Todo es cielo. Todo es mar. Todo parece ser la figura de mi padre,
agigantándose a medida que pasan los días. Tengo sobre el escritorio decenas de
papeles escritos con mi letra urgente. Como si hubiese querido atrapar cada
gesto suyo, cada respiración, cada parpadeo de una confesión que me murmuró día
tras día hasta altas horas de la noche. Terminó agotado. Él y yo. A los veinte
días exactos, aferró mi mano con fuerza, y el color de sus pupilas se fundió
con el color del mar. Su desahogo lo había hecho feliz.
Mi padre murió mirando
el mar.
No puedo dejar de
escuchar el tema “El cielo en una habitación” una y otra vez, tal como le había
pasado a él muchos años atrás, en la versión italiana de Mina, en otro mundo, en otra
inocencia.
Camino ahora por la
playa. Hundo los pies en la arena blanda. Hace frío. El vapor de las olas me
humedece el pelo. Él ya no está conmigo. Me siento y me pongo a llorar. No
puedo creer que haya estado oculto tanto tiempo. Mi verdadero padre, digo. El
real. El que se corporizó de la nada para desaparecer como por arte de magia. Me
seco las lágrimas y me tiro boca arriba. Lo busco en las nubes amarillas de sol,
pero él ya no está conmigo. Tengo que aceptarlo. El mundo sigue girando. El
Universo sigue encendiéndose y apagándose. Tendría que dar a luz todo lo que él
tenía guardado adentro suyo.
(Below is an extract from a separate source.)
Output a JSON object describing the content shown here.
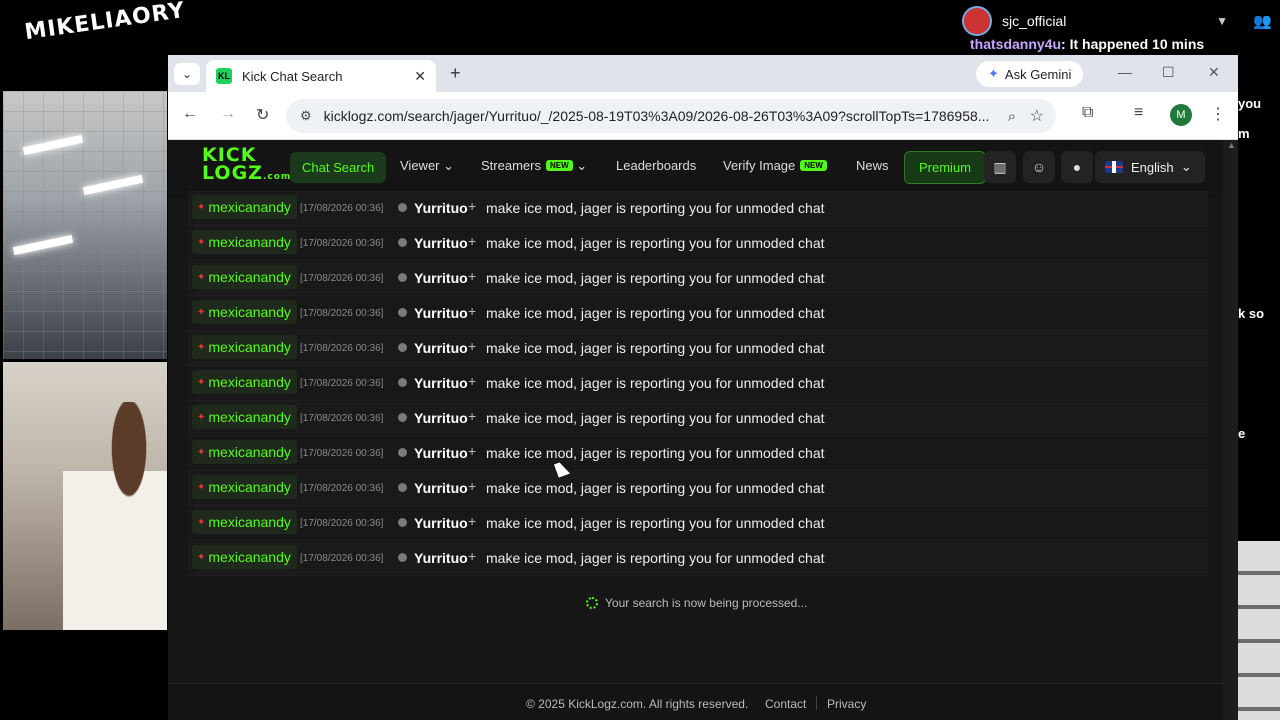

Hojas y hojas que escribí sin descanso.
Algún
día,
me digo, algún día…
Quiero
contarte una historia, me había dicho, y eso es lo que voy a
hacer en un futuro, con su voz, con su humor, con su pícara inocencia. En algún
momento de lucidez me gustaría escribir su historia, su verdadera historia, hacer un libro con tapas azules y letras en relieve que diga: Mi Padre. Tuve el privilegio de conocerlo en su compleja dimensión. Voy a tratar
de acomodar su vida pasada dentro de mi presente para susurrarla al viento, tal como él lo
había hecho en sus últimos días. Mientras tanto voy a mojarme los
pies en el agua fría. En algún momento nos encontraremos. Nos volveremos a
encontrar al final. Como me dijo él con su último suspiro.
“…cuando
estamos así de cerca, es como si ese techo no existiera más y yo miro el cielo
sobre nosotros. Cuando estamos así abandonados, como si no existiera nada más,
nada más en este mundo…”
Fue lo último que
escuchó, lo último que escuché, lo último que escuchamos juntos, inundados de
música… tomados de la mano… y mirando el mar.